Slap on a grey wig and skip the six hours in a makeup chair, and you can make any actor appear much older / closer to their age than they usually look. But ask any teen drama star who looks like they have two mortgages and an ulcer, and you'll know that getting actors to look younger is the real challenge. But now, Hollywood seems to have a new way to get the job done: an amazing trick called nepotism.
Being a famous actor's actor kid can be either a blessing or a curse, otherwise known as the Colin Hanks / Charlie Sheen spectrum. (Of course, it can also be both.) But this week, it was definitely a blessing for Michael Gandolfini, who was cast in his father's old role as Tony Soprano in the upcoming Sopranos prequel The Many Saints Of Newark. Show creator David Chase and the producers looked at countless actors to fill the teenage version of James Gandolfini's iconic role, but eventually settled on his 19-year-old son Michael, because he's a talented actor who's currently breaking out and has extensive experience in looking like a wee James Gandolfini.
Not that hiring actors to play the young versions of their parents is anything new. Mamie Gummer took over from Mommy Meryl Streep in Evening's flashbacks, Emilio Estevez popped up in old tapes to play a young Martin Sheen in The West Wing, and they even got Steve Buscemi's grandson to play him in a 30 Rock scene.
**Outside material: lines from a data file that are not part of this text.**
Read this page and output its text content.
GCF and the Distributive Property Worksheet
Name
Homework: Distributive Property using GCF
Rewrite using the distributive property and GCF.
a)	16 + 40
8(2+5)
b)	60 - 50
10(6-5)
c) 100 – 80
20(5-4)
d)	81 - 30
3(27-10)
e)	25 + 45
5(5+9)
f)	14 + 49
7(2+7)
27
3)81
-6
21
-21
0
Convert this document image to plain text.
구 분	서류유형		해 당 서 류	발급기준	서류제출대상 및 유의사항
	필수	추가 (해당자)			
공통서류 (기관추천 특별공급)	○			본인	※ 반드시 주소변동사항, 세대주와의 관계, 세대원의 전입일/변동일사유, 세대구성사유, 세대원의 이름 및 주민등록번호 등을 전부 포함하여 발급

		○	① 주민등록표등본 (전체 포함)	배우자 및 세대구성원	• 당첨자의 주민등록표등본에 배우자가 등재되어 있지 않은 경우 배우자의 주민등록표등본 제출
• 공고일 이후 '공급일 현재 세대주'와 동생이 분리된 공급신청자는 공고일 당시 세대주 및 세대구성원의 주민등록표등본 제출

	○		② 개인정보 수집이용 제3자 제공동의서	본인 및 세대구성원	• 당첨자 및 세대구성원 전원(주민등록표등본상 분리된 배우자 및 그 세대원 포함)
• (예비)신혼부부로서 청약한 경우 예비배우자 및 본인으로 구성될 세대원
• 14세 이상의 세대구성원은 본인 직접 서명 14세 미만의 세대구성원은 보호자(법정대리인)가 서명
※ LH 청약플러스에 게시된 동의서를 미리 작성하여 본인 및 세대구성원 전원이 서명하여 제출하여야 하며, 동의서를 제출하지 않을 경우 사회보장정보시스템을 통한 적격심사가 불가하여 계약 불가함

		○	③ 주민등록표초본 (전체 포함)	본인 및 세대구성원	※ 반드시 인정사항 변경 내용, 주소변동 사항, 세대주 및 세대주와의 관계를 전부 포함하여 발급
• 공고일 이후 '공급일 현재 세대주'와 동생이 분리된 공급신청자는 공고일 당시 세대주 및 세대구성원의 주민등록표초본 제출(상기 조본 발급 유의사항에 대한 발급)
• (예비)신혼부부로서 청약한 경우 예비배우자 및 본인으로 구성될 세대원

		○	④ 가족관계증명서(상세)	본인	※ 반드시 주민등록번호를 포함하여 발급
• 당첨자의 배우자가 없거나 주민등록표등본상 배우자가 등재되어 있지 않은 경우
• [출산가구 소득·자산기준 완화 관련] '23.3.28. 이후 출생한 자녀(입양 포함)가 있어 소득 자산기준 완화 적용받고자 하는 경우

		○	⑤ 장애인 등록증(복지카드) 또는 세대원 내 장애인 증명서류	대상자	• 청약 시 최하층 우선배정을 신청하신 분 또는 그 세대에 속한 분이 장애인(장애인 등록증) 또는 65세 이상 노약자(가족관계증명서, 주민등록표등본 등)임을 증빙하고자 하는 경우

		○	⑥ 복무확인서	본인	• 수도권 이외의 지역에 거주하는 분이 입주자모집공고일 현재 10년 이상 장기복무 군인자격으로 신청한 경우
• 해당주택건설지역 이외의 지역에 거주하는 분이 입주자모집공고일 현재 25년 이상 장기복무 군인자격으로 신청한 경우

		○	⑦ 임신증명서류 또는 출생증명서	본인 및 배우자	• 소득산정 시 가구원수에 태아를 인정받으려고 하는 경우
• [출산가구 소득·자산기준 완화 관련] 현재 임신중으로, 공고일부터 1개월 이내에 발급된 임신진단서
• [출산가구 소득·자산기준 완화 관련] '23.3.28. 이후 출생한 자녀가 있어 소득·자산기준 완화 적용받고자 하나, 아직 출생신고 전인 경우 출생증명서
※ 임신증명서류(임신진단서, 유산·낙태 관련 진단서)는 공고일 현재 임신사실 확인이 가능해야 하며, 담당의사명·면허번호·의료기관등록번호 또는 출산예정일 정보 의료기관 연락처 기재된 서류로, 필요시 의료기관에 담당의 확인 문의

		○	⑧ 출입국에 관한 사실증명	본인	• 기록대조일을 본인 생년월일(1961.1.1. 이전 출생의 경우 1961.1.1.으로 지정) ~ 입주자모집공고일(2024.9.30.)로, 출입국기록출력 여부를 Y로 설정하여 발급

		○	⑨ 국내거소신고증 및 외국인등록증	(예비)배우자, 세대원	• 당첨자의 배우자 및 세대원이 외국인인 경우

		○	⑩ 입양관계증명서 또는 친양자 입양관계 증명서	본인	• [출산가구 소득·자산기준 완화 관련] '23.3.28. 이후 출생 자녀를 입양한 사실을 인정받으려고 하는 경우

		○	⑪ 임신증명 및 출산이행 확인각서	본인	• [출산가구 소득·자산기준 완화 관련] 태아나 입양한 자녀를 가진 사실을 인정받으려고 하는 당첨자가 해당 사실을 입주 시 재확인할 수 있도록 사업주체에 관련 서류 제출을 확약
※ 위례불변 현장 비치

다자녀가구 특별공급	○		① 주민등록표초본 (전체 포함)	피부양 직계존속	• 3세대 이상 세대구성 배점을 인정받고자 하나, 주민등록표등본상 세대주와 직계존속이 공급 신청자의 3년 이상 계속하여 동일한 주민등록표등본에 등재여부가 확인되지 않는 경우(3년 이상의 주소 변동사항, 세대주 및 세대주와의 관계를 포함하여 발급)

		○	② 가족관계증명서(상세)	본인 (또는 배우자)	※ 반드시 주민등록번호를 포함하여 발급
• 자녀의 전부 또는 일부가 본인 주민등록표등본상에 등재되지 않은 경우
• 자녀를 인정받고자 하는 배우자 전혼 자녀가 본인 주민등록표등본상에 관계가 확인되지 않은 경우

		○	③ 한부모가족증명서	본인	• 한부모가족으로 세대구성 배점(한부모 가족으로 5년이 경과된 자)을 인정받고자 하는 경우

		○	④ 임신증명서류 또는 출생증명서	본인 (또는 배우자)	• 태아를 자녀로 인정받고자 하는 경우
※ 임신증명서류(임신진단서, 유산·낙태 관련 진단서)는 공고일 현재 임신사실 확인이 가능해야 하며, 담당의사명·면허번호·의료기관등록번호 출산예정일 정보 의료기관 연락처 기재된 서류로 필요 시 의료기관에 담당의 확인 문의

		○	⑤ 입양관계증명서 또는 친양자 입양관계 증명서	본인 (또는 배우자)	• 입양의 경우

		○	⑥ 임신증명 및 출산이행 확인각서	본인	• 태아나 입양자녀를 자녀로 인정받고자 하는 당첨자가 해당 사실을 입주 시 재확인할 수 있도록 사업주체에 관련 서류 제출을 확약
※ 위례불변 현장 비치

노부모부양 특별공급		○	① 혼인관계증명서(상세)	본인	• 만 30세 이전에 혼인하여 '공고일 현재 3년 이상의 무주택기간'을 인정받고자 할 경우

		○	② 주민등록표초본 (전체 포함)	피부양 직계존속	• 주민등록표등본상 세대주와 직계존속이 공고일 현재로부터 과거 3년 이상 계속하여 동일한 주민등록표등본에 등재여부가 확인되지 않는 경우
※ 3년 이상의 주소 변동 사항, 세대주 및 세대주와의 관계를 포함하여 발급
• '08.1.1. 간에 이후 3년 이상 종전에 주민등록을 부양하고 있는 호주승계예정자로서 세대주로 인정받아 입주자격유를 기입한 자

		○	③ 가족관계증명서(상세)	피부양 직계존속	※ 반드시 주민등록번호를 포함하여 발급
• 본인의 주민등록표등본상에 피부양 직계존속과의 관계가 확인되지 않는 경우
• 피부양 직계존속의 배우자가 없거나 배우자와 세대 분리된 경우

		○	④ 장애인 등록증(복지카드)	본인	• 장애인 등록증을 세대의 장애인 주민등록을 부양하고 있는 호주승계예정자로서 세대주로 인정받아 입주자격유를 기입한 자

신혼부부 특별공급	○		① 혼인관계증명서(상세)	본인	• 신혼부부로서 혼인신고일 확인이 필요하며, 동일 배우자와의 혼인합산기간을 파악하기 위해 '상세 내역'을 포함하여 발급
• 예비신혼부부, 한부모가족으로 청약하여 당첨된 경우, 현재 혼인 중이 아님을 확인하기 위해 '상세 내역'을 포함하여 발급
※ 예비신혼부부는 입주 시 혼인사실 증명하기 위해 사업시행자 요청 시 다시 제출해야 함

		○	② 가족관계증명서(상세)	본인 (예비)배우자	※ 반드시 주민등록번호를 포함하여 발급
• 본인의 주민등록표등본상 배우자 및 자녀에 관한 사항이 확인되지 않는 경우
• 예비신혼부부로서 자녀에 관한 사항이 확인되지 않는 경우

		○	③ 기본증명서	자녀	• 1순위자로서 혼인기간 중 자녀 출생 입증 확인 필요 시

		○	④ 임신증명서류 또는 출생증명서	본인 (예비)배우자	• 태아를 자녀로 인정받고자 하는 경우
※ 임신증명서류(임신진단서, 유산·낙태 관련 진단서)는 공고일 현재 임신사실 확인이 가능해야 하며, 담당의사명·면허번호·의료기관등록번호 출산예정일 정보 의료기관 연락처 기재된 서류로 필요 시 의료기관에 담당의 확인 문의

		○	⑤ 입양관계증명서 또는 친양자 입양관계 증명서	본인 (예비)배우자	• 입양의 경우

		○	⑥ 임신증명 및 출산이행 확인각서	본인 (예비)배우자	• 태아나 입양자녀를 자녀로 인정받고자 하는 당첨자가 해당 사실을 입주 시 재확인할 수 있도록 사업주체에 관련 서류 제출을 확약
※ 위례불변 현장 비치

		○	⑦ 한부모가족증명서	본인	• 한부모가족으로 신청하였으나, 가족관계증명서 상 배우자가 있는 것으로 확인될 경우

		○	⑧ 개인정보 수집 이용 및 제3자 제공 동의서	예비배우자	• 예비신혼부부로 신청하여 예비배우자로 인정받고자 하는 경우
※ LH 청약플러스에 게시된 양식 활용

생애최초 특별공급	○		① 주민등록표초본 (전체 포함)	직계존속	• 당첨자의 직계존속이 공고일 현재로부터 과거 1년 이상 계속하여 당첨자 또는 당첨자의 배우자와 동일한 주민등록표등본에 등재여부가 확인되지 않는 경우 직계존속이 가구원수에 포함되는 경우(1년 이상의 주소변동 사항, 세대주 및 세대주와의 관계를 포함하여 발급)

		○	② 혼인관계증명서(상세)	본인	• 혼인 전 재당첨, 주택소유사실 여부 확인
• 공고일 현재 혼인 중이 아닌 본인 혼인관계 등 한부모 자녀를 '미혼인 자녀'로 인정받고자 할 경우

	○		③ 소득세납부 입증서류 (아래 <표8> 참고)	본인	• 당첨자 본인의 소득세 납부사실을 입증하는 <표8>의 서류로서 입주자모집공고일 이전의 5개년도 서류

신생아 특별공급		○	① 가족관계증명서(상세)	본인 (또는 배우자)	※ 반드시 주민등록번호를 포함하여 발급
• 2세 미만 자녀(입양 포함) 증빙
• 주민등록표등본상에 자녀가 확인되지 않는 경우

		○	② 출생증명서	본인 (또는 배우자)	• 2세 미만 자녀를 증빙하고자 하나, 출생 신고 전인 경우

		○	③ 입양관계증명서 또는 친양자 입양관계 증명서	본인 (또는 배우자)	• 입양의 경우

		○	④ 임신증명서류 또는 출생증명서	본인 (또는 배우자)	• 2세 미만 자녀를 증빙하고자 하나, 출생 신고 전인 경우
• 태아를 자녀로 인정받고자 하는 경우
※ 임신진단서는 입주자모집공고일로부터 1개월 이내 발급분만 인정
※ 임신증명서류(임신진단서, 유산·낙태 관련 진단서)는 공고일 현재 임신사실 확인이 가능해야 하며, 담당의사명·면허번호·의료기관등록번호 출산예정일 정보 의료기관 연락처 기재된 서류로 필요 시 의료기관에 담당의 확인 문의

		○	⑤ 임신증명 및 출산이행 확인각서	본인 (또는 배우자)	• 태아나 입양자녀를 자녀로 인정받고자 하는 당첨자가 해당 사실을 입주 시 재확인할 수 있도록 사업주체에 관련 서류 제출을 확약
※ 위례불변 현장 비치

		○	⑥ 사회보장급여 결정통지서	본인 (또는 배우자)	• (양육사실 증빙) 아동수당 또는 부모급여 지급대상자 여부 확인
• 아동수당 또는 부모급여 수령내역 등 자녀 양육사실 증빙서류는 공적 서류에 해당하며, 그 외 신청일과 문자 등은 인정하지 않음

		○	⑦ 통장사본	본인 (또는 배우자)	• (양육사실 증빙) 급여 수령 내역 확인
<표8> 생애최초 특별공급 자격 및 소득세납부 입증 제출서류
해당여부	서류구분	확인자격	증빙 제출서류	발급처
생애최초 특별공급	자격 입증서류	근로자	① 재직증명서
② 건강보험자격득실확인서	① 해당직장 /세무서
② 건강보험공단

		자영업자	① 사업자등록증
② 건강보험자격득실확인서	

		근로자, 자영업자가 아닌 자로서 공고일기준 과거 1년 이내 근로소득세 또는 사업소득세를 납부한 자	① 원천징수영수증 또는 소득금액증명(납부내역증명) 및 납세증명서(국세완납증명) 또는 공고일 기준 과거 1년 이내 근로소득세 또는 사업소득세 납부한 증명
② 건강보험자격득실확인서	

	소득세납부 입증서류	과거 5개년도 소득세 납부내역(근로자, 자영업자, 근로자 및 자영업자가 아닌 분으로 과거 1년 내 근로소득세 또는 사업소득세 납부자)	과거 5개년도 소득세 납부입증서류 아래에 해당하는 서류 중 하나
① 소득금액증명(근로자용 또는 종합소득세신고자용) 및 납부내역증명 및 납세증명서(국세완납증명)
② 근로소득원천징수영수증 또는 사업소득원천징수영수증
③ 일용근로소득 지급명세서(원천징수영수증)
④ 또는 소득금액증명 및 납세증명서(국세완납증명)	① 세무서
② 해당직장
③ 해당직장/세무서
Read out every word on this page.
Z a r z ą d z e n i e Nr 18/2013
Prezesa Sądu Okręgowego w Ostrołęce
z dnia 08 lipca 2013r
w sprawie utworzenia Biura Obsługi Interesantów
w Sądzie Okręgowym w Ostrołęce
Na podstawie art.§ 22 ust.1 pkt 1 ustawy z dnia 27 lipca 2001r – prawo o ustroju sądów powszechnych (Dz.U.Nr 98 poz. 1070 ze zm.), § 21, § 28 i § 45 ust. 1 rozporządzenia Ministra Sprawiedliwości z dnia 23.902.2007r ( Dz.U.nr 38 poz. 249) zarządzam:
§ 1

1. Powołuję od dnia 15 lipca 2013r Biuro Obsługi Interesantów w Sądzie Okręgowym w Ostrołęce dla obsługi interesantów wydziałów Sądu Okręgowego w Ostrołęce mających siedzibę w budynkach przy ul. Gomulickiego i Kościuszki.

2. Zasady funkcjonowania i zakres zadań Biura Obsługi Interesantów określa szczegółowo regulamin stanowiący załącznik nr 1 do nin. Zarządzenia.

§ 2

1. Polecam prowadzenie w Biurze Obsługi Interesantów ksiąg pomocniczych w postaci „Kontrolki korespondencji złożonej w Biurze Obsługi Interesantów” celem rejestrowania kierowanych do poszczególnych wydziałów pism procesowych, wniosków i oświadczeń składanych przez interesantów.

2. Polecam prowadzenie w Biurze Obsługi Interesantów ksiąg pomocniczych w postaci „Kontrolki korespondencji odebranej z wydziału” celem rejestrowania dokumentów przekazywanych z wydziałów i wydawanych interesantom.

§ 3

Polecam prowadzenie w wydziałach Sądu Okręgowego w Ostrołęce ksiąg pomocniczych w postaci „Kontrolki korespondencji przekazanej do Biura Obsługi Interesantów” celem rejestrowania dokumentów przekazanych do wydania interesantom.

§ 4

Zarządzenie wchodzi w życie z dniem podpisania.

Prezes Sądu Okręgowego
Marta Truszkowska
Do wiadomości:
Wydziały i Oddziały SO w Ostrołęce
But getting spawn to take over prequels or origin stories, which is the case with Michael Gandolfini and O'Shea Jackson Jr. in Straight Outta Compton, is definitely a newer development, and maybe that's not all that surprising. The only alternative to getting a close facial match is through CGI, which clearly hasn't been perfected. Marvel and Disney have probably poured myriad millions into de-aging special effects, and the best they ever managed was a 40-year-old Michael Douglas -- and he still looked like a cross between The Annoying Orange and Julia Roberts mid-stroke.
Now consider how we'll run out of oxygen long before we run out of prequels and origin stories, and then brace for the possibility that older actors may soon start popping out kids on a five-year schedule just to keep their franchise game on point.